Unnamed: 0,price,bedrooms,bathrooms,sqft_living,floors,waterfront_0,waterfront_1,view_0,view_1,view_2,...,zipcode_98146,zipcode_98148,zipcode_98155,zipcode_98166,zipcode_98168,zipcode_98177,zipcode_98178,zipcode_98188,zipcode_98198,zipcode_98199
0,-0.866717,-0.398737,-1.447464,-0.979835,-0.915427,1,0,1,0,0,...,0,0,0,0,0,0,1,0,0,0
1,-0.005688,-0.398737,0.175607,0.533634,0.936506,1,0,1,0,0,...,0,0,0,0,0,0,0,0,0,0
2,-0.980849,-1.473959,-1.447464,-1.426254,-0.915427,1,0,1,0,0,...,0,0,0,0,0,0,0,0,0,0
3,0.17409,0.676485,1.149449,-0.13055,-0.915427,1,0,1,0,0,...,0,0,0,0,0,0,0,0,0,0
4,-0.081958,-0.398737,-0.149007,-0.435422,-0.915427,1,0,1,0,0,...,0,0,0,0,0,0,0,0,0,0


#### Selecting features and target

In [55]:
Y = house_data_df_normalized['price']
X = house_data_df_normalized[house_data_df_normalized.columns.drop('price')]
print(X.shape)

(21613, 112)


### Splitting into train and test data
#### In the below code, we split the data into train and test set in a ratio of 80:20. 

In [56]:
from sklearn.model_selection import train_test_split
X_train,X_test,Y_train,Y_test = train_test_split(X,Y,test_size=0.2, random_state=100)
X_train.shape , X_test.shape
#output
#((17290, 112), (4323, 112))


((17290, 112), (4323, 112))

### Build a model and evaluate its performance using R-squared
#### The required model is built to predict the house price based on the selected predictors.

In [57]:
#importing required module to build the model
from sklearn.linear_model import LinearRegression

#building and training the model
model = LinearRegression()
model.fit(X_train,Y_train)

#Evaluating the model on the train and test data for R-Squared score 
train_score=model.score(X_train,Y_train)
test_score=model.score(X_test,Y_test)

print('Train Score (R-Squared): ',train_score)
print('Test Score (R-Squared)',test_score)
# sample output
# Train Score (R-Squared):  0.8336987270194174
# Test Score (R-Squared) 0.8313082620280754


Train Score (R-Squared):  0.8336893826290159
Test Score (R-Squared) 0.831282624093431


##### In the above code, the model's performance is evaluated using the R2 measure which was discussed previously.
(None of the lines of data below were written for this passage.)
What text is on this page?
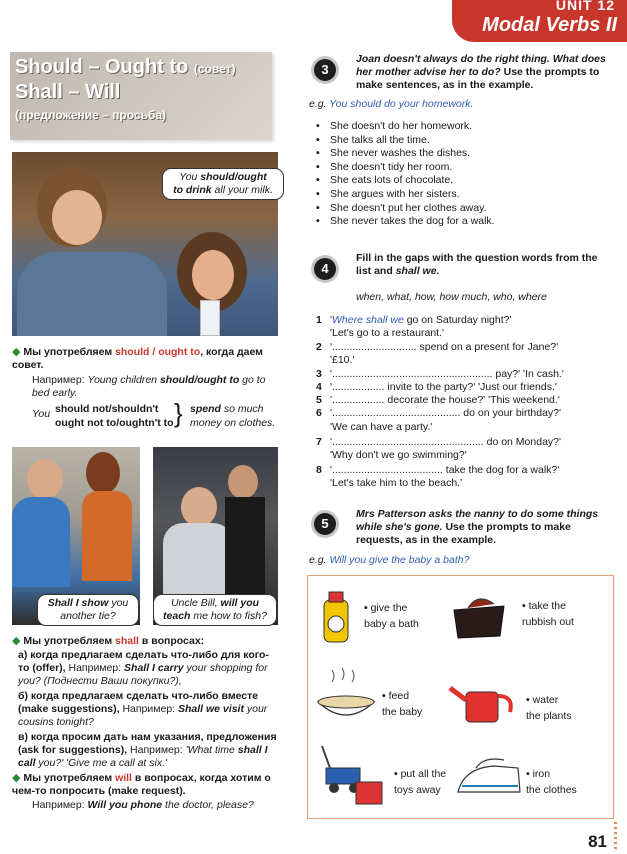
UNIT 12
Modal Verbs II
Should – Ought to (совет)
Shall – Will
(предложение – просьба)
You should/ought
to drink all your milk.
◆ Мы употребляем should / ought to, когда даем совет.
Например: Young children should/ought to go to bed early.
You should not/shouldn't
ought not to/oughtn't to } spend so much
money on clothes.
Shall I show you another tie?
Uncle Bill, will you
teach me how to fish?
◆ Мы употребляем shall в вопросах:
а) когда предлагаем сделать что-либо для кого-то (offer), Например: Shall I carry your shopping for you? (Поднести Ваши покупки?),
б) когда предлагаем сделать что-либо вместе (make suggestions), Например: Shall we visit your cousins tonight?
в) когда просим дать нам указания, предложения (ask for suggestions), Например: 'What time shall I call you?' 'Give me a call at six.'
◆ Мы употребляем will в вопросах, когда хотим о чем-то попросить (make request).
Например: Will you phone the doctor, please?
3
Joan doesn't always do the right thing. What does her mother advise her to do? Use the prompts to make sentences, as in the example.
e.g. You should do your homework.
• She doesn't do her homework.
• She talks all the time.
• She never washes the dishes.
• She doesn't tidy her room.
• She eats lots of chocolate.
• She argues with her sisters.
• She doesn't put her clothes away.
• She never takes the dog for a walk.
4
Fill in the gaps with the question words from the list and shall we.
when, what, how, how much, who, where
1 'Where shall we go on Saturday night?'
'Let's go to a restaurant.'
2 '............................. spend on a present for Jane?'
'£10.'
3 '....................................................... pay?' 'In cash.'
4 '.................. invite to the party?' 'Just our friends.'
5 '.................. decorate the house?' 'This weekend.'
6 '............................................ do on your birthday?'
'We can have a party.'
7 '.................................................... do on Monday?'
'Why don't we go swimming?'
8 '...................................... take the dog for a walk?'
'Let's take him to the beach.'
5
Mrs Patterson asks the nanny to do some things while she's gone. Use the prompts to make requests, as in the example.
e.g. Will you give the baby a bath?
• give the
baby a bath
• take the
rubbish out
• feed
the baby
• water
the plants
• put all the
toys away
• iron
the clothes
81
Since both the train and test data provides comparable value for R-Squared measure, we can say that the model is not over-fitting.

 

### Evaluating the model performance using RMSE
#### Root Mean Squared Error (RMSE) measure can be used to give an estimate of the average error that can be expected from the model.
![image.png](attachment:image.png)

In [58]:
from sklearn.metrics import mean_squared_error

#root mean square error (RMSE) calculation for train data
train_predictions = model.predict(X_train)
train_RMSE=mean_squared_error(Y_train,train_predictions)**0.5

#root mean square error (RMSE) calculation for test data
test_predictions = model.predict(X_test)
test_RMSE=mean_squared_error(Y_test,test_predictions)**0.5

print('Train RMSE : ',train_RMSE)
print('Test RMSE : ',test_RMSE)
# output
# Train RMSE :  0.4078007927303328
# Test RMSE :  0.4107102720475509


Train RMSE :  0.4078122496368762
Test RMSE :  0.4107414809353975


#### RMSE values also confirm previous observation of the model is not overfitting.